Improvement Insights Blog

Skipping Stones or Diving Beneath the Surface of Your Business?

Are you skipping Six Sigma stones across the surface of your business or are you finding people who take to it like a duck to water. People who can dive beneath the surface to find the invisible low-hanging fruit?

“Have you ever skipped a rock across a lake? Maybe the first time you threw it out there it just went “sploosh.” Then you figured out that flatter rocks skip better, so you started throwing them out and they’d go “skip-skip-sploosh,” or maybe get three or four or five “skip-skips” and “sploosh.”

“Then a duck came flying in, put out its landing gear and just kind of eased into the water. Then it started drilling down, getting down into the growth underneath there to feed on all the stuff that’s in there.

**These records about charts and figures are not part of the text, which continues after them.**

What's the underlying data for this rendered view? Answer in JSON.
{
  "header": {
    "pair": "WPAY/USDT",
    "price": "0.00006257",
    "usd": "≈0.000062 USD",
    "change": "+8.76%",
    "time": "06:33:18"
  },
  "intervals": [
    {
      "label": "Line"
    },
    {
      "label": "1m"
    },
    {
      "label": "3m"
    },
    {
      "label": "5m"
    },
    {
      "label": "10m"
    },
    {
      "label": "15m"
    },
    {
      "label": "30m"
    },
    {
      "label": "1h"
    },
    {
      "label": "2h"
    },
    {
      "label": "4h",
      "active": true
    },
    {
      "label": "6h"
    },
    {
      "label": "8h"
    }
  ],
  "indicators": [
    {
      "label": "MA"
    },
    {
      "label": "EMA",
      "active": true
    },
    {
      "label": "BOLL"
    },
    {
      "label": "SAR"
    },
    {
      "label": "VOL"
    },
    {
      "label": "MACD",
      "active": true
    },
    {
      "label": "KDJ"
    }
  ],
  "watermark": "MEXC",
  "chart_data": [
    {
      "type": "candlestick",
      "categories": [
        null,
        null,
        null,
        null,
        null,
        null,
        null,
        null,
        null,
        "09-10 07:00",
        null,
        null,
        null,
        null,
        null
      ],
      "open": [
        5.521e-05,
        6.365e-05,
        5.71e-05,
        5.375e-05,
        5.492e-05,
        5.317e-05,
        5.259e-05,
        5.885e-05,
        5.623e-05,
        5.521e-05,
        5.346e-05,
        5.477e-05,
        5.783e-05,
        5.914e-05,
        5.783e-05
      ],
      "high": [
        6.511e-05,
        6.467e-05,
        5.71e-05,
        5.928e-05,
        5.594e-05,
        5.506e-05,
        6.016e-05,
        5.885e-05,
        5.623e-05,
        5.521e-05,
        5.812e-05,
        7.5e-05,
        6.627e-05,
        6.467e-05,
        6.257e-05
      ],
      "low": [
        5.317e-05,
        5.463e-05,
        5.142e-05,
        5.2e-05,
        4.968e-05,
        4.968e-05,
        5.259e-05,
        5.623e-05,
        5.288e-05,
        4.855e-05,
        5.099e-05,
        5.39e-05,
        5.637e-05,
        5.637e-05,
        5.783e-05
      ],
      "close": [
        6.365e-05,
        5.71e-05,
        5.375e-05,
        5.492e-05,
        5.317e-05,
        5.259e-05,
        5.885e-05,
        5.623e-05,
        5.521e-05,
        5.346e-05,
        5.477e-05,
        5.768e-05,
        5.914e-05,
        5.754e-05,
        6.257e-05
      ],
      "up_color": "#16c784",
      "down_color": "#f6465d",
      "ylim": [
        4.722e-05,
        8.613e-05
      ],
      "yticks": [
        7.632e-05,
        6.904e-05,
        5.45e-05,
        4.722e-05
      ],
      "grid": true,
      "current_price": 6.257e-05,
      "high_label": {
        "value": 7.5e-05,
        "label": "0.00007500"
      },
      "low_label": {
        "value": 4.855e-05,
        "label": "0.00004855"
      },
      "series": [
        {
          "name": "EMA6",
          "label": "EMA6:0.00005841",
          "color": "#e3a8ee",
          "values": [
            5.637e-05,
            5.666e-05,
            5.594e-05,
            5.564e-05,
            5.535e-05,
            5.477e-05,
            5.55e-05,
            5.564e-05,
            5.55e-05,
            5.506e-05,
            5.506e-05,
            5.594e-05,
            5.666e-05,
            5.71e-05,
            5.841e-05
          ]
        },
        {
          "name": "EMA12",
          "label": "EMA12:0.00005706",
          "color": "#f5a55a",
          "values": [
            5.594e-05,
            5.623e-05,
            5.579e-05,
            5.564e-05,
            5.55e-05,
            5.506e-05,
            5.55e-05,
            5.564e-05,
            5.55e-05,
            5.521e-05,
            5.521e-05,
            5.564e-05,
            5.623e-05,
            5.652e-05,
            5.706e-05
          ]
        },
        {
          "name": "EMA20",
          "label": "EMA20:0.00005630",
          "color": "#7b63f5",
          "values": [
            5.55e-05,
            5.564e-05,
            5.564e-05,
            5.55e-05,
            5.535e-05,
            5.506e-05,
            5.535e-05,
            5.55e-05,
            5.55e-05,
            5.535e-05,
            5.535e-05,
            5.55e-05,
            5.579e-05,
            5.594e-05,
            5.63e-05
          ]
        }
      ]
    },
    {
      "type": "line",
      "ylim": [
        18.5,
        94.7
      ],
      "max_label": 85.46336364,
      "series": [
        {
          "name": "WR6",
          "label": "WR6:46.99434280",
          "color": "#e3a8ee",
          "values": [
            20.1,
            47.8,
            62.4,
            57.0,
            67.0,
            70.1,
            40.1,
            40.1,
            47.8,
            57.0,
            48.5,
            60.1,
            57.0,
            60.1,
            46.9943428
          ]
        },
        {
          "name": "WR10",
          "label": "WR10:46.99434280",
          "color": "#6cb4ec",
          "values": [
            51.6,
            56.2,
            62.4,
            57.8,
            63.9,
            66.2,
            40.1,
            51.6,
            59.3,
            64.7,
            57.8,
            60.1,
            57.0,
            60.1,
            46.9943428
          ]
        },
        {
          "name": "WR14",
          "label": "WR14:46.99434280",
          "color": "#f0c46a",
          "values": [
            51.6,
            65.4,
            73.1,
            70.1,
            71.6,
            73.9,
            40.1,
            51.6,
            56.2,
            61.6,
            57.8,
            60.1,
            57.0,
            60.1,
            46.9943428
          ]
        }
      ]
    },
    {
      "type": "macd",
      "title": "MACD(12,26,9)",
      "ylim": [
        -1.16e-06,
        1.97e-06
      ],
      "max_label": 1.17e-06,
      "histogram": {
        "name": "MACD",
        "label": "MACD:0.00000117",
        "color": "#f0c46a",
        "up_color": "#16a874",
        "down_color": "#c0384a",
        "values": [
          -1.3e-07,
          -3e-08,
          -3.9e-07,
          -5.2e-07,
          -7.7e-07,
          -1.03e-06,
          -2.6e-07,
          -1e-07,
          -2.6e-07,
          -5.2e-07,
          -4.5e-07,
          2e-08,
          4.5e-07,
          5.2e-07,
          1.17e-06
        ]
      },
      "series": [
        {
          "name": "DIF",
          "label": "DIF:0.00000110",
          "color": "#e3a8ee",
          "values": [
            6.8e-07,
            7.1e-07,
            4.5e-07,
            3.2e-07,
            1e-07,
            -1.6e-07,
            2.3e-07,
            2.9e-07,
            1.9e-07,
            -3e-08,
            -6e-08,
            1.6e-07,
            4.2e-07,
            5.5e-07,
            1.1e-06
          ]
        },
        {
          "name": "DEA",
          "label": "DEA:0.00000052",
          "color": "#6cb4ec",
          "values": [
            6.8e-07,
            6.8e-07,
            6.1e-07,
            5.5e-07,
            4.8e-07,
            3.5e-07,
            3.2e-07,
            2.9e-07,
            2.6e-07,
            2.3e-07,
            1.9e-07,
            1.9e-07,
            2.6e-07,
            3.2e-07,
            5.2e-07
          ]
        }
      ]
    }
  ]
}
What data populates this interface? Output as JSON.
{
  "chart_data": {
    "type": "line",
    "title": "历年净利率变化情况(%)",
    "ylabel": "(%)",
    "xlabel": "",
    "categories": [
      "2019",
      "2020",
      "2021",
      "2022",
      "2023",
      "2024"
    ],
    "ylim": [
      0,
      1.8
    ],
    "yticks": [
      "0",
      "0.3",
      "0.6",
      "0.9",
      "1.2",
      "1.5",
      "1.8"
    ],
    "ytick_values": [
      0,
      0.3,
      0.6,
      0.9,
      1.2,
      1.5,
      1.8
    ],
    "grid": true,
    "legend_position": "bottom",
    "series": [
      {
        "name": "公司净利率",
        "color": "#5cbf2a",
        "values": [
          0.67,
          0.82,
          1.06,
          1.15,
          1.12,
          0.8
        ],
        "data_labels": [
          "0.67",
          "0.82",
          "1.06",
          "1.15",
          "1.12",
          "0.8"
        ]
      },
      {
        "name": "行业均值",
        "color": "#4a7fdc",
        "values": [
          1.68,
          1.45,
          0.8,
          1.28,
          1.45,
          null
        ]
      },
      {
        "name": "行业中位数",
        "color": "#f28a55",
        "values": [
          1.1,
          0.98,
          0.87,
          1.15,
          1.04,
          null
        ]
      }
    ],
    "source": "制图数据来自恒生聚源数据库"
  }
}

“I think this is a lot like Six Sigma. We train these Black Belts and Green Belts and some of them go out and “sploosh”; they do one project. Some of them “sploosh-sploosh”; they do two projects, or “skip-skip-skip-sploosh”; they do a handful of projects and then they’re done.

“Then there’s some people who take to this stuff like a duck to water, like I did, and go out and start doing improvement projects, and they start digging under the surface of what looks like the problem and getting down to the deep stuff, right? Getting down under the water to find out where all the cool stuff is that will save tons of money. With the QI Macros Data Mining Wizard you can start to do that deep dive that will get you to the [root of] things.

“I do believe that if we train people in one or two days in a Yellow Belt class, give them the QI Macros to help them drill down, we can very quickly determine who’s a “sploosher” and who’s going to take to it like a duck to water and start doing endless improvements that’ll do fabulous things for the organization and for customers. So are you going to be a rock skipper or are you going to be somebody who takes to it like a duck to water?

“That’s my Improvement Insight for this week. Let’s go out and improve something.”